The Berlin engineering company C. Lorenz AG manufactured the Tunny machine. The first
model bore the designation SZ40, ‘SZ’ standing for ‘Schlüsselzusatz’ (‘cipher attachment’). A
later version, the SZ42A, was introduced in February 1943, followed by the SZ42B in June
1944 (‘40’ and ‘42’ refer to years, as in Windows 98). Tunny was one of a family of three new
German cipher machines, manufactured by different companies. Bletchley Park gave all three
the general cover name ‘Fish’. The Fish family’s other members were codenamed Sturgeon and
Thrasher; Thrasher had only limited use, while Sturgeon provided nothing more than a trickle
of intelligence compared with the deluge produced by Tunny.
‘Listening stations’ in the south of England first intercepted Tunny radio messages in June



  1. After a year-long struggle with the new supercode, Tunny messages were being broken
    in quantity by the middle of 1942. Naturally, Turing played a key role in the attack on Tunny.


The Tunny system


The Tunny machine, measuring 19 ̋ × 15½ ̋ × 17 ̋ high, was a ‘cipher attachment’: attached to a
teleprinter or teletypewriter, it automatically encrypted the outgoing stream of pulses produced
by the teletype equipment.
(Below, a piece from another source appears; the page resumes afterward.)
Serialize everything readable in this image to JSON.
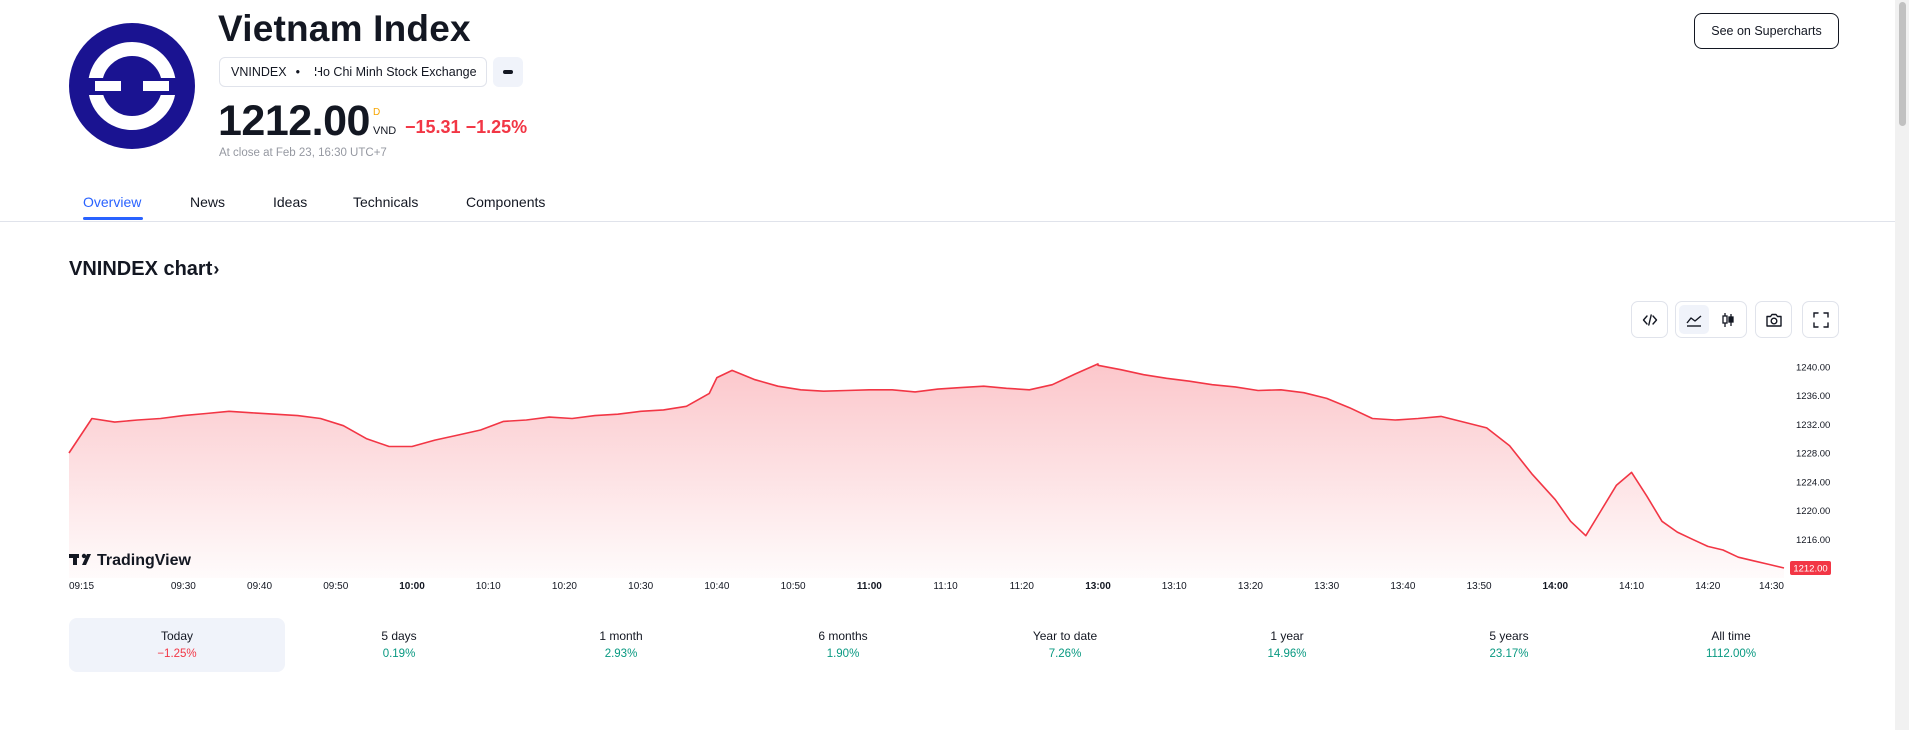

It also automatically decrypted incoming messages, enabling the
teletype equipment to print out the unenciphered message.
At the sending end of a Tunny link the operator typed plain German (the ‘plaintext’ or ‘clear
text’ of the message) at the teletype keyboard, and at the receiving end the plaintext was printed
out automatically, usually onto a paper strip as in old-fashioned telegrams. With the Tunny
machine in ‘auto’ mode, many long messages could be sent at high speed, one after another.
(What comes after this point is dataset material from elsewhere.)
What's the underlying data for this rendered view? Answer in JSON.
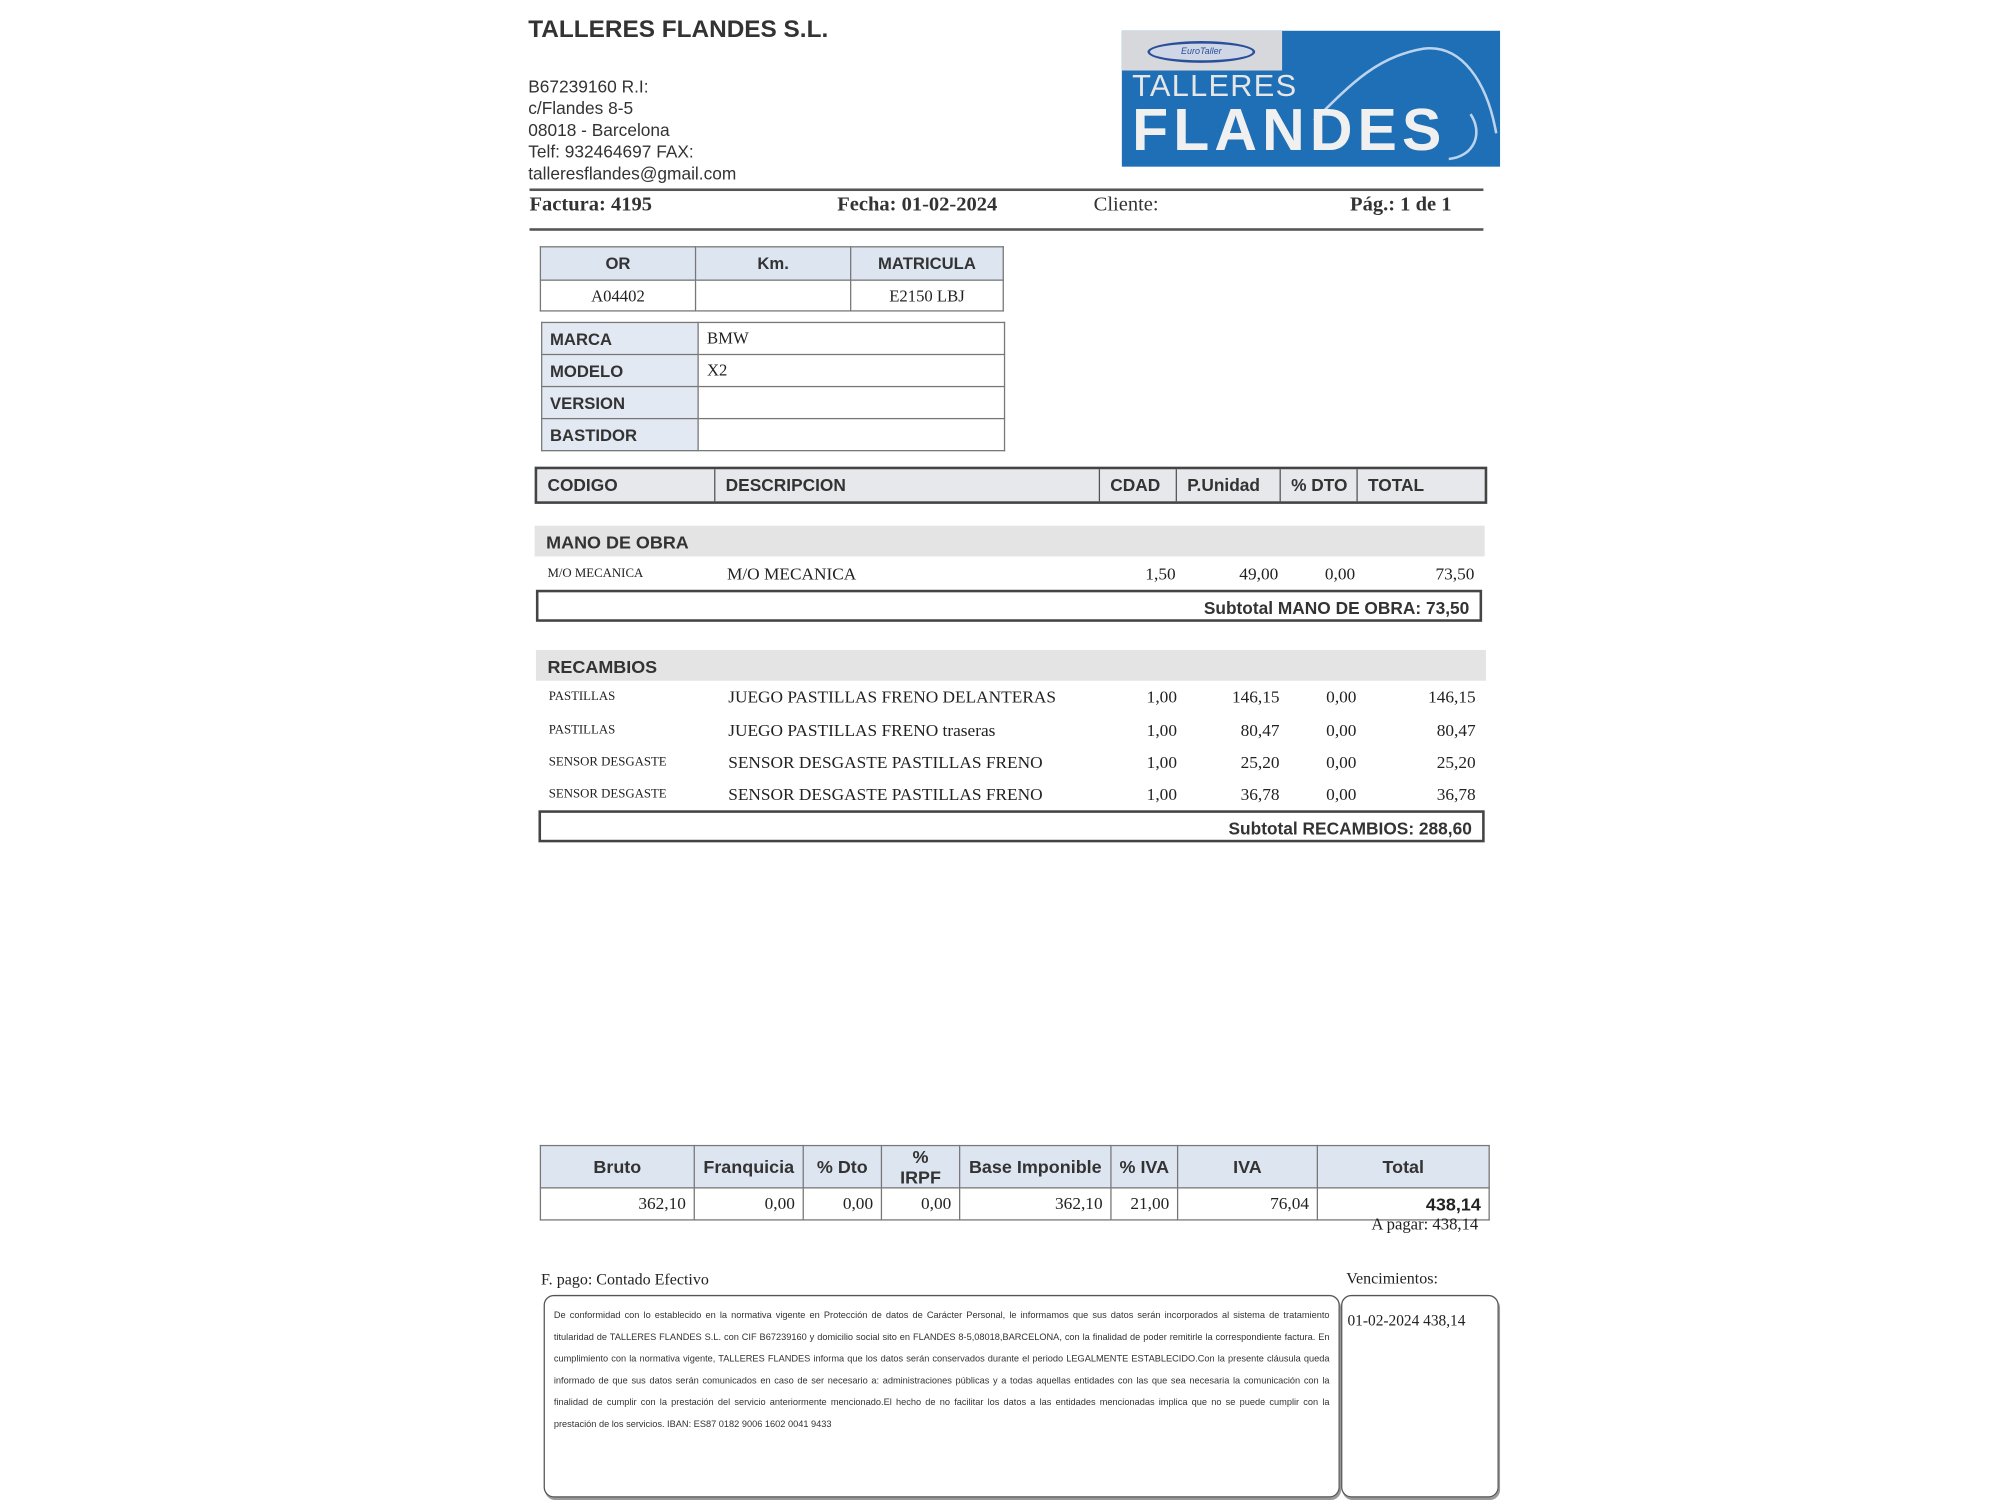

When the transmitting machine was operating in auto mode, the plaintext spooled into the
teletype equipment on pre-punched paper tape.
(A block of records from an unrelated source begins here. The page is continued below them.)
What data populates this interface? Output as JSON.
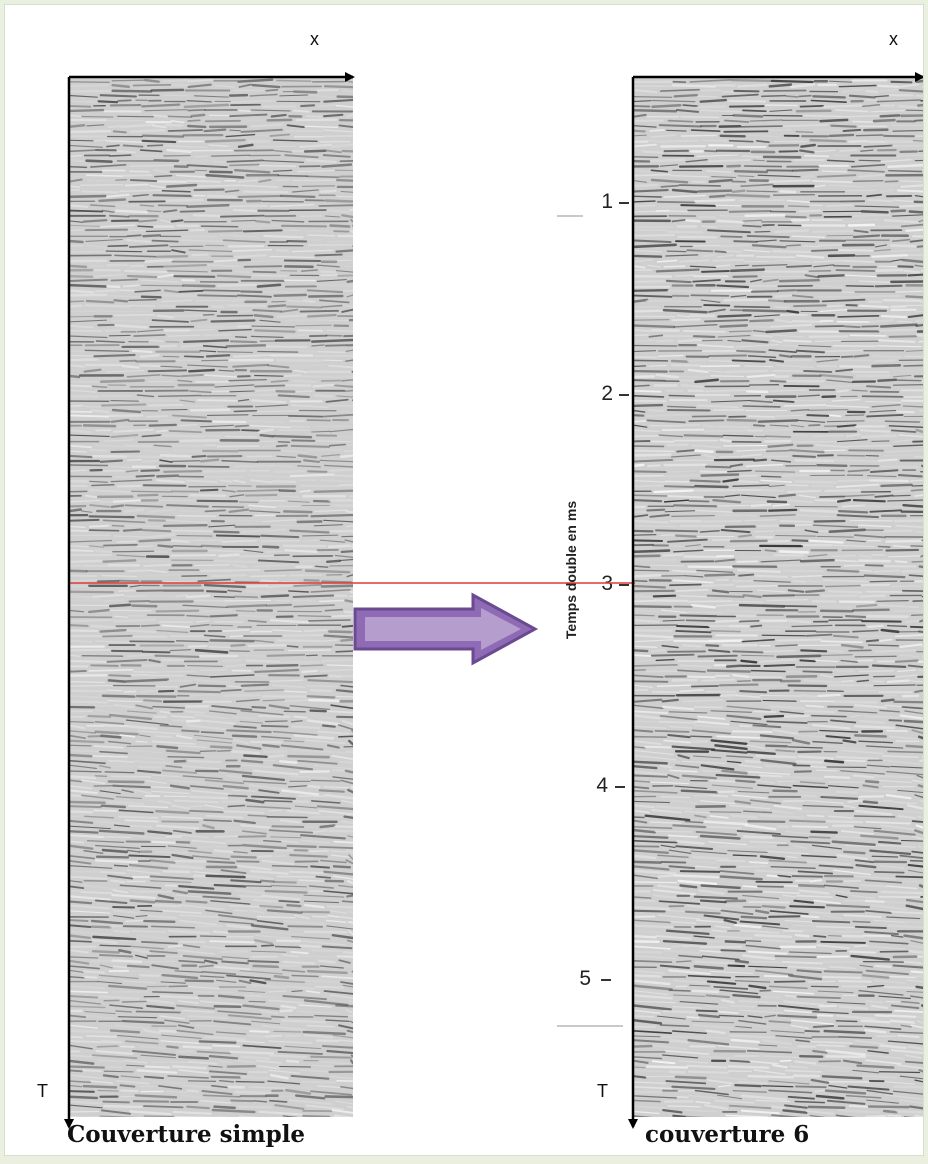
{
  "left_panel": {
    "x_axis_label": "x",
    "t_axis_label": "T",
    "caption": "Couverture simple"
  },
  "right_panel": {
    "x_axis_label": "x",
    "t_axis_label": "T",
    "caption": "couverture 6",
    "time_axis": {
      "title": "Temps double en ms",
      "ticks": [
        "1",
        "2",
        "3",
        "4",
        "5"
      ]
    }
  },
  "colors": {
    "reference_line": "#e03a3a",
    "arrow_fill": "#8e6bb4",
    "arrow_outline": "#6a4a91",
    "background_border": "#e9f0df"
  },
  "icons": {
    "transform_arrow": "right-arrow-icon"
  }
}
Morse-based Enigma was clumsy by comparison. With Tunny, the German operators at the
sending and receiving ends of the radio link did not even see the ciphertext (the encrypted form
of the message). With Enigma, on the other hand, the ciphertext appeared at the machine’s
lampboard, letter by letter. As the keyboard operator typed the plaintext at the machine’s key-
board, an assistant laboriously noted down the ciphertext letters as they appeared one by one
at the Enigma’s lampboard; the radio operator then transmitted the ciphertext in Morse code.
Tunny was faster, could handle much longer messages, and required two people (rather than
six) to send and receive a message. Morse was not needed in the Tunny system: the Tunny
machine’s output, encrypted teleprinter code, went directly to air.
International teleprinter code—which was at the time in widespread use around the globe,
and remains so today—assigns a pattern of five zeros and ones to each letter and keyboard
character. In this system ‘1’ represents a pulse and ‘0’ represents the absence of a pulse. Using
Bletchley Park’s now antiquated convention of representing a pulse by a cross and the absence
of a pulse by a dot: the letter C, for example, is •xxx• (no-pulse, pulse, pulse, pulse, no-pulse).
Today we write 0 instead of • and 1 instead of x, so C is 01110. To give some other examples: O
is •••xx, L is •x••x, U is xxx••, and S is x•x••. Figure 14.2 shows a wartime memory aid that lists
the pattern of dots and crosses associated with each keyboard character.